Details
- Date: December 19, 2007 0200
- Location: Mehrabpur Junction railway station
- Country: Pakistan
- Line: Karachi–Peshawar main railway line
- Cause: Derailment

Statistics
- Deaths: 50
- Injured: 200

= Mehrabpur derailment =

2007 railway accident in Sindh, Pakistan

The Mehrabpur derailment was a fatal railway accident that occurred shortly after 02:00 local time on 19 December 2007 near the town of Mehrabpur in the Sindh province of Pakistan.

==Incident==

The train, "Karachi Express", was an express service from Karachi to Lahore, and was packed with passengers returning home for the Eid ul-Adha Islamic holiday. At around 2:25 a.m. local time, fourteen of the train's sixteen carriages left the tracks, some being mangled by the crash, others simply sliding down an embankment into the water.

Sabotage and terrorism were ruled out as the reason for the crash, with officials believing a faulty track was the cause of the derailment. The death toll was initially estimated as at least 56 people, but Junaid Qureshi, director of operations for the state-run Pakistan Railways, later lowered the official estimate to 40 deaths and 269 injuries.

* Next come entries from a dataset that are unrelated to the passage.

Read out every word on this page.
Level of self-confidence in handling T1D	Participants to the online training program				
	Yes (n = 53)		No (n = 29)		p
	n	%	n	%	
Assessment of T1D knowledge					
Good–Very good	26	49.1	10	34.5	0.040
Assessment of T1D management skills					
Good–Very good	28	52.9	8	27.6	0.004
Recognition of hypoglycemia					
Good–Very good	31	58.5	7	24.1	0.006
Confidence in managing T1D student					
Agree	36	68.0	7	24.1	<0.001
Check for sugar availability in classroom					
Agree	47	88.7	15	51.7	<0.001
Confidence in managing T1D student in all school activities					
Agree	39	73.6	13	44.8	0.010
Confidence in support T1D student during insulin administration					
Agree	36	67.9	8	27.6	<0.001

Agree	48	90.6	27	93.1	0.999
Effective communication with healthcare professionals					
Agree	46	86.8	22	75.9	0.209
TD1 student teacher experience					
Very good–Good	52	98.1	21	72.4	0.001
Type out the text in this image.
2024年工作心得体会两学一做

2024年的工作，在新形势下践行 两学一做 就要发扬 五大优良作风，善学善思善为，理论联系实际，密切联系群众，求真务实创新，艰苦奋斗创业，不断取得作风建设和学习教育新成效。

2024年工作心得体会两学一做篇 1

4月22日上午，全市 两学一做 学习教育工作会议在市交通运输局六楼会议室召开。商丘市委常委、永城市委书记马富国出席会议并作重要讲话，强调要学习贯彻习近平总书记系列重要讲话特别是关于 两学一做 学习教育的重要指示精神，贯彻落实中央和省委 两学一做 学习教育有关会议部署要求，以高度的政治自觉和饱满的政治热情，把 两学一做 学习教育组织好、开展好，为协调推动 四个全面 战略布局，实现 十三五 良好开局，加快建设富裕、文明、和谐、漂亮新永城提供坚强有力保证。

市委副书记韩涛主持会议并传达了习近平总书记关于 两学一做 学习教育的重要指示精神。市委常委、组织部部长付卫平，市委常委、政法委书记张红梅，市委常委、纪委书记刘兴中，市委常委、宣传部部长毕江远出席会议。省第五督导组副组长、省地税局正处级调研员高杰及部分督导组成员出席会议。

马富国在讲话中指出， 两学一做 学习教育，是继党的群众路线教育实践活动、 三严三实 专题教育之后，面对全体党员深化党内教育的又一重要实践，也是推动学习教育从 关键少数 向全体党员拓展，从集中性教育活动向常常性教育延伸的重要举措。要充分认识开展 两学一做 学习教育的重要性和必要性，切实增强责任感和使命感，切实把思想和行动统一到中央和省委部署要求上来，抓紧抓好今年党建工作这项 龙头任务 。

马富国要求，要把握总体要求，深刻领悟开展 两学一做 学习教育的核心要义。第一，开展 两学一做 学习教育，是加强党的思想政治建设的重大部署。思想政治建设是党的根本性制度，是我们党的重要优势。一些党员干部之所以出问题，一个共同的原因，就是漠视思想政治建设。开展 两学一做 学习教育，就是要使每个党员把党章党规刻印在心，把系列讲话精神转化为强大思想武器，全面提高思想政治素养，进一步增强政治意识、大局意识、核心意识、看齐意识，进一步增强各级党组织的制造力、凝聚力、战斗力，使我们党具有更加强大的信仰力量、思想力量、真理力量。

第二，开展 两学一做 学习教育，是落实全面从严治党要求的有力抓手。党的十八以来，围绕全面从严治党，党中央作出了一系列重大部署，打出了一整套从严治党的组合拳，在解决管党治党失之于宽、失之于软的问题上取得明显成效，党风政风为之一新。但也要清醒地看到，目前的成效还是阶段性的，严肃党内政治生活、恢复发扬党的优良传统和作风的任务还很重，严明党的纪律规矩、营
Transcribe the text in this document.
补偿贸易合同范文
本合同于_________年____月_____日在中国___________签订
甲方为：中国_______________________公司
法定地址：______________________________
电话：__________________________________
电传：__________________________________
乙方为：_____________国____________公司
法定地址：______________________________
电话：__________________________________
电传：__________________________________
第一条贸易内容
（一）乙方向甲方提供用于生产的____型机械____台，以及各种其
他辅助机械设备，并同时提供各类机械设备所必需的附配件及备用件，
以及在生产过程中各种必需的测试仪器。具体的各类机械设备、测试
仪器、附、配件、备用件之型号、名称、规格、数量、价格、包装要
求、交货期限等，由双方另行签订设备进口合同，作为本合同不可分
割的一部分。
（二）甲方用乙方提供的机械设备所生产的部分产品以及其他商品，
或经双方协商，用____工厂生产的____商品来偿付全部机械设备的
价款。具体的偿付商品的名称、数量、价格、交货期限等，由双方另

Among local people and those who were traveling through accident area, opinions about the number of deceased is much higher, estimated between 400 and 800 dead (with an average of around 500) and over a thousand injured. This is based upon the fact that 14 bogies were almost completely wrecked, and only two of the carriages were left more or less intact, with others being severely damaged.

Given that the accident took place in the holiday period, practically all the seats and sleepers were occupied, bringing the number of people in one carriage close to 80, therefore justifying higher estimation.